Making a Case for Technical and Vocational Education and Training in Africa’s Education Debate

By Lebogang Mokwena

This is the first installment in a series of articles on technical and vocational education and training in Africa.

 

World Bank,Namibia 2007.

Students at he Windhoek Vocational Training Centre in Khomasdal learn how to repair an engine. Photo credit: World Bank Photo Collection / Foter / CC BY-NC-ND

Across the African continent, much of the debate concerning education and its reform has revolved around ensuring universal primary access. With this emphasis, as well as the growing prominence of knowledge economies, universal primary access to education coupled with the strengthening of higher education systems, have largely crowded out conversations about technical, vocational, and occupationally-directed education and training.

Technical and vocational education and training (TVET) has, in many parts of the continent, suffered from the unfortunate colonial legacy, which relegated many Africans to low-ranking manual labor while settler populations benefitted from largely non-manual and invariably better paying jobs in the formal economy. With this negative association of TVET, coupled with a global convergence on boosting primary schooling enrollments, few African countries have historically placed technical and vocational education and training at the center of their national education systems.

However, one of the lessons learned in the wake of the recent global economic crisis has been the close association between economic resilience and robust TVET systems.
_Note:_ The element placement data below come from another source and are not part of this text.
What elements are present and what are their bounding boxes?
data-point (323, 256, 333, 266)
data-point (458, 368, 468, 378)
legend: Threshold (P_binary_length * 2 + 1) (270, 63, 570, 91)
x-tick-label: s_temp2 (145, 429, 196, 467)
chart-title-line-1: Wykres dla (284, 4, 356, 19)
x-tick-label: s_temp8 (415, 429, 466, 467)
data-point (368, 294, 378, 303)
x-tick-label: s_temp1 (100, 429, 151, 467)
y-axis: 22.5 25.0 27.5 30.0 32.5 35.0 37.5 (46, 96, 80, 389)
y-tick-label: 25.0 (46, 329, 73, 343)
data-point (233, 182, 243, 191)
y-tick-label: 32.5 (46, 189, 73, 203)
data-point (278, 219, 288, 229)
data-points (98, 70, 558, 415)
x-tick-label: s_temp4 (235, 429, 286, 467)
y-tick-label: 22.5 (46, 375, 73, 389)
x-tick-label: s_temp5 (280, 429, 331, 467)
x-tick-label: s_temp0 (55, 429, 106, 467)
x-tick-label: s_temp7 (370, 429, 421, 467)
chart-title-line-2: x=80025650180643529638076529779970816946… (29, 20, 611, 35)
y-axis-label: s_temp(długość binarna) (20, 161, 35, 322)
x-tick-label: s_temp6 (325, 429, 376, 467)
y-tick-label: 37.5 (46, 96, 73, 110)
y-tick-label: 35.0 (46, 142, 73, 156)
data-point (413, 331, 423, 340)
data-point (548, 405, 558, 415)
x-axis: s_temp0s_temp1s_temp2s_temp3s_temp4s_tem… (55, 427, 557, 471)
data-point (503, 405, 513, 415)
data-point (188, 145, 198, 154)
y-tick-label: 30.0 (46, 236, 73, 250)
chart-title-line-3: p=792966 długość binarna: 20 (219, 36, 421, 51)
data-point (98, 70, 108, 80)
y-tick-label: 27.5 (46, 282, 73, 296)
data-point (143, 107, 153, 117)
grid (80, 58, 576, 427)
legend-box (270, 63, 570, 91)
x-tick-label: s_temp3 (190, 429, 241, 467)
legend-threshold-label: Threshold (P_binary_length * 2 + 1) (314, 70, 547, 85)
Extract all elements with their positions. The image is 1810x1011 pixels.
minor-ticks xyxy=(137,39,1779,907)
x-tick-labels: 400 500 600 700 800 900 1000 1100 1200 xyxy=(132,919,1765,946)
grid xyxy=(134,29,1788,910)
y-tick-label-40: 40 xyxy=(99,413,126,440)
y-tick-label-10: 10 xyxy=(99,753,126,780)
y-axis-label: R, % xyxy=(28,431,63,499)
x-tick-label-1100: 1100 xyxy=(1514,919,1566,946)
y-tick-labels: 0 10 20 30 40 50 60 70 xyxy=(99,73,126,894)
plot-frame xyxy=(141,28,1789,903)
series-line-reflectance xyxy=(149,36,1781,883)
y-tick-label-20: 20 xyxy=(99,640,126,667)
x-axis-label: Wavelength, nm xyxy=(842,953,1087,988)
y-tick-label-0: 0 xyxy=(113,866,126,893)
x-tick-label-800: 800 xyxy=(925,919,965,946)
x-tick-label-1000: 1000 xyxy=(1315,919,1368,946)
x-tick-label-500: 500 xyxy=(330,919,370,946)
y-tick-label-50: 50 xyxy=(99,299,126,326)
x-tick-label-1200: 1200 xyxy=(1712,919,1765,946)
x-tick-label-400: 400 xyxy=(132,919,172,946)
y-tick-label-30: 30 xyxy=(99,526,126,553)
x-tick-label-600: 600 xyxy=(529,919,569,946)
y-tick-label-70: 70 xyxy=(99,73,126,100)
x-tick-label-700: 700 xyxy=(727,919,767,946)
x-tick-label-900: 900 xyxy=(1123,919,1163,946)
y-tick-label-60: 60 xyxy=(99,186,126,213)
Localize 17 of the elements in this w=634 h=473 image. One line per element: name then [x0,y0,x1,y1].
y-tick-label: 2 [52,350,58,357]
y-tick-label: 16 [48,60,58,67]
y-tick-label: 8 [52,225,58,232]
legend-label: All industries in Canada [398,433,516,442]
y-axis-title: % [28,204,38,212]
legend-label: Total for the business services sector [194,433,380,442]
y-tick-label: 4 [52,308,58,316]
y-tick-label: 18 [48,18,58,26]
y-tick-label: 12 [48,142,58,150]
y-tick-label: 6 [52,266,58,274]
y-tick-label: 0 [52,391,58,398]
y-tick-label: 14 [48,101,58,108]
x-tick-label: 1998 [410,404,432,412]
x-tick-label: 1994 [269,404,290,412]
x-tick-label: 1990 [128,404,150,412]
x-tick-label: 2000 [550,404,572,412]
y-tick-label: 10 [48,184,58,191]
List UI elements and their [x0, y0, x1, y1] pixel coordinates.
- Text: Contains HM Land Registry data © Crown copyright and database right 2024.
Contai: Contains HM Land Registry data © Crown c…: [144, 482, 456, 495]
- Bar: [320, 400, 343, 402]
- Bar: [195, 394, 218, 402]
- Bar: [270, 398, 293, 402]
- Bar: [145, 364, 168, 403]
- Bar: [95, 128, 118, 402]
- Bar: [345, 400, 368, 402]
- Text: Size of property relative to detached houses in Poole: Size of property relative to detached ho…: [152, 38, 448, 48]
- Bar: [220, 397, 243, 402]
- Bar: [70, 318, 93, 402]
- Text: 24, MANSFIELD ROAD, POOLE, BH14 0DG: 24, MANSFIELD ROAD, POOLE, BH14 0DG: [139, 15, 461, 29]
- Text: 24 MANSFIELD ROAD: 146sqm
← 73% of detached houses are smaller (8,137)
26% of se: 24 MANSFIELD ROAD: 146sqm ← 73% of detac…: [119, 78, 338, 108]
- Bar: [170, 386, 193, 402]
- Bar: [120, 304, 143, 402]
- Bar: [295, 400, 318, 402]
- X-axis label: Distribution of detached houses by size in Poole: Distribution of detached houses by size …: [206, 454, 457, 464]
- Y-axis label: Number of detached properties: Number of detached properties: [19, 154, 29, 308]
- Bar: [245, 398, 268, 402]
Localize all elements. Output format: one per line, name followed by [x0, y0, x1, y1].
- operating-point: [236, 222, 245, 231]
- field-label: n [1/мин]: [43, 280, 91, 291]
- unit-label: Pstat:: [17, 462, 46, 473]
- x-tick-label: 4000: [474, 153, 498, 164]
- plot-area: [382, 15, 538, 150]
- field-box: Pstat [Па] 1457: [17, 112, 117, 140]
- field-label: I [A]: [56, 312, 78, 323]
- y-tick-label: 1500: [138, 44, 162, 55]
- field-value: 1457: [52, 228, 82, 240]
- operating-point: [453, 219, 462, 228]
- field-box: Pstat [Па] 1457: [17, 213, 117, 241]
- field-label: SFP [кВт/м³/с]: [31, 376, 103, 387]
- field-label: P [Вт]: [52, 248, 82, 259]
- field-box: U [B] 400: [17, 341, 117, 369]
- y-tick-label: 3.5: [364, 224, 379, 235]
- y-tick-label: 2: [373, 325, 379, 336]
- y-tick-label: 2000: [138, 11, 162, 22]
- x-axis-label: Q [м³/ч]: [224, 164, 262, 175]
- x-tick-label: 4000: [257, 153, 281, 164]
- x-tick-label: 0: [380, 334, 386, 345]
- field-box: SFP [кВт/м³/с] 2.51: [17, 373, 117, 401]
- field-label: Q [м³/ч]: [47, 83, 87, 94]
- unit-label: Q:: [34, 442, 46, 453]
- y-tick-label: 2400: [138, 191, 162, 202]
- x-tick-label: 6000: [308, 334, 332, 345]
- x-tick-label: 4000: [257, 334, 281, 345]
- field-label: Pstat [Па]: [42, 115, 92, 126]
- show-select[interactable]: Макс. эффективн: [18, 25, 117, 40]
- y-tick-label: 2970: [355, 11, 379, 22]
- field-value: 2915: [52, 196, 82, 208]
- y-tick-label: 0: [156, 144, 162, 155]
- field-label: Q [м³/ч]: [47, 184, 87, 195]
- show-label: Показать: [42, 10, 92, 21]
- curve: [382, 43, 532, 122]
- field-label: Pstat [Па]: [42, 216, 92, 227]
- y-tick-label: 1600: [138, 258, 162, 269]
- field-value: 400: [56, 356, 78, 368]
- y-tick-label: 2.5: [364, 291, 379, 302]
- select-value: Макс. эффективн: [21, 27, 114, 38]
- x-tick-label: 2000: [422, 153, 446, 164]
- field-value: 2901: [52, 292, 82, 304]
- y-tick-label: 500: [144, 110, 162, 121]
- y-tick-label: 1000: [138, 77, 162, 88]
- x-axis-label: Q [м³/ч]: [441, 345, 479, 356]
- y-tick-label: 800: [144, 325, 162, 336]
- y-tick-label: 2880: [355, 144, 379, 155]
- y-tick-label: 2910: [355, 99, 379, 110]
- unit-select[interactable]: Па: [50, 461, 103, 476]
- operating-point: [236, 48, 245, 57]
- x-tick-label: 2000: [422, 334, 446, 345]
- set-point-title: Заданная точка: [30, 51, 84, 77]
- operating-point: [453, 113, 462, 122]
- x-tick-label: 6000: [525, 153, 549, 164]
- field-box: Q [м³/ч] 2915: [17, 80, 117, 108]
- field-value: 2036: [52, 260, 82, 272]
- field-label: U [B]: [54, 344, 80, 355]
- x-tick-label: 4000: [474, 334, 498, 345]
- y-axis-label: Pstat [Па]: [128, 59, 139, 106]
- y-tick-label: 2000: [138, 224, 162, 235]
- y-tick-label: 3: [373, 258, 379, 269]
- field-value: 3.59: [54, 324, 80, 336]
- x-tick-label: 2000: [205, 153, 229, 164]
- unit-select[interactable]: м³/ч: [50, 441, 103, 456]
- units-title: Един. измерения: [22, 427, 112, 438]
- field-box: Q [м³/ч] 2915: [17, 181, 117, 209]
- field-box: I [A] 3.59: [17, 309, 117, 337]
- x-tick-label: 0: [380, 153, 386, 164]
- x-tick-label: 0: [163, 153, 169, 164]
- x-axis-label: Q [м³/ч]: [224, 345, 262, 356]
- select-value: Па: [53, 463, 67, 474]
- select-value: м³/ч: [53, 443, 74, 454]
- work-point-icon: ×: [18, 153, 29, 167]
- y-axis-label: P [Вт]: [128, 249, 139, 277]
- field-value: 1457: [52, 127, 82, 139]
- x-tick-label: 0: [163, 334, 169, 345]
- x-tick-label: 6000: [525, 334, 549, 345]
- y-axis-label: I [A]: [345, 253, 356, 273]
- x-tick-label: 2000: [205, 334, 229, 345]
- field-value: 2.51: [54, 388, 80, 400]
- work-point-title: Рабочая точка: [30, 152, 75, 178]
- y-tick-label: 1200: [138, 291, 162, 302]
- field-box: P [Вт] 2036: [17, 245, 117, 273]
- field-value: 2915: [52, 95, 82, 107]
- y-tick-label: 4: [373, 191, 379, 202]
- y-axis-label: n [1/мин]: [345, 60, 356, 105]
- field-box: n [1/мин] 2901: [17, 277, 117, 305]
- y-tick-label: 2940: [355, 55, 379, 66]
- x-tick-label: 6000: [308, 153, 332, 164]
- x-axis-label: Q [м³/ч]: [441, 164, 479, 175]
With countries like Germany, Austria, and Switzerland with robust technical and vocational sectors exhibiting higher levels of resilience to the crisis, new questions have emerged about the fundamentals for sustainable economies, and most pertinent for our discussion, about pursuing educational diversification.

At the international policy level, the post-2015 Education for All agenda seems set to encourage the expansion and diversification of education systems with a sharper focus on post-basic and tertiary education provisioning, life-long learning and, most importantly, skills for work and life. This includes, among other things, formal and non-formal TVET that is relevant to national and global labor markets. This is a welcome reprioritizing and one that bodes well for rethinking, indeed for mainstreaming TVET within, various countries’ education systems in Africa.

Additionally, the diversification of education systems has the potential to complement national development strategies through a simultaneous response to skills gaps in the economy, particularly in technical fields, and to human development deficits. A concerted human and general development strategy centered on quality and accessible education, training, and skills development, and linked to (but not necessarily determined by) industrial and economic development priorities has the potential to move donor agendas, government policy, and industry investment in the direction of a mutually reinforcing cycle to help drive economic growth.

Vocational Ed newsletter

Nyanza Vocational training centre in Rwanda teaches sewing as part of their curriculum. Photo credit: noodlepie / Foter / CC BY-NC

Technical and vocational education and training is not the panacea for Africa’s poor economic and human development performance, particularly in a context where countries have poor (if any) qualification frameworks, quality assurance mechanisms, and limited fiscal resources to respond to their many competing development needs. In fact, mainstreaming TVET not only requires extensive state resources to “re-brand” TVET, but also appropriate education and training facilities with an emphasis on practical application and extensive curriculum reform. It also necessitates a different kind of state capacity, notably, the ability to facilitate and foster new partnerships between industry and public training institutions or at least provide the policy incentives for such relationships to emerge. Without state intervention, young people’s transition into the formal world of work will remain a challenge and one whose resolution remains a matter of chance rather than a concerted effort and design on the part of multiple social actors.

The effect of adopting this lens when talking about TVET enables us to see the classroom and the workplace as not just a single continuum but a cyclical approach to learning, which invariably beckons us to enter into a conversation about how the world of work can transform into a learning and training space.

Making a case for TVET is ultimately about setting a challenge not just for educational reform, but also for experimentation and innovation. It is also an invitation to enter into multi-actor alliances, spanning the public, private, and non-governmental sectors with the view of improving livelihoods and outcomes for citizens, especially youth. No other intervention will alter the largely negative perceptions that youth and the public generally hold of TVET than more opportunities to secure employment or pursue viable entrepreneurial activity.

 

Lebogang Mokwena previously served as the Director of Youth Development Programmes in the Vocational and Continuing Education and Training (VCET) Branch, South Africa’s Department of Higher Education and Training. A Mandela Washington Fellowship alum, Mokwena is currently a graduate student at the New School for Social Research.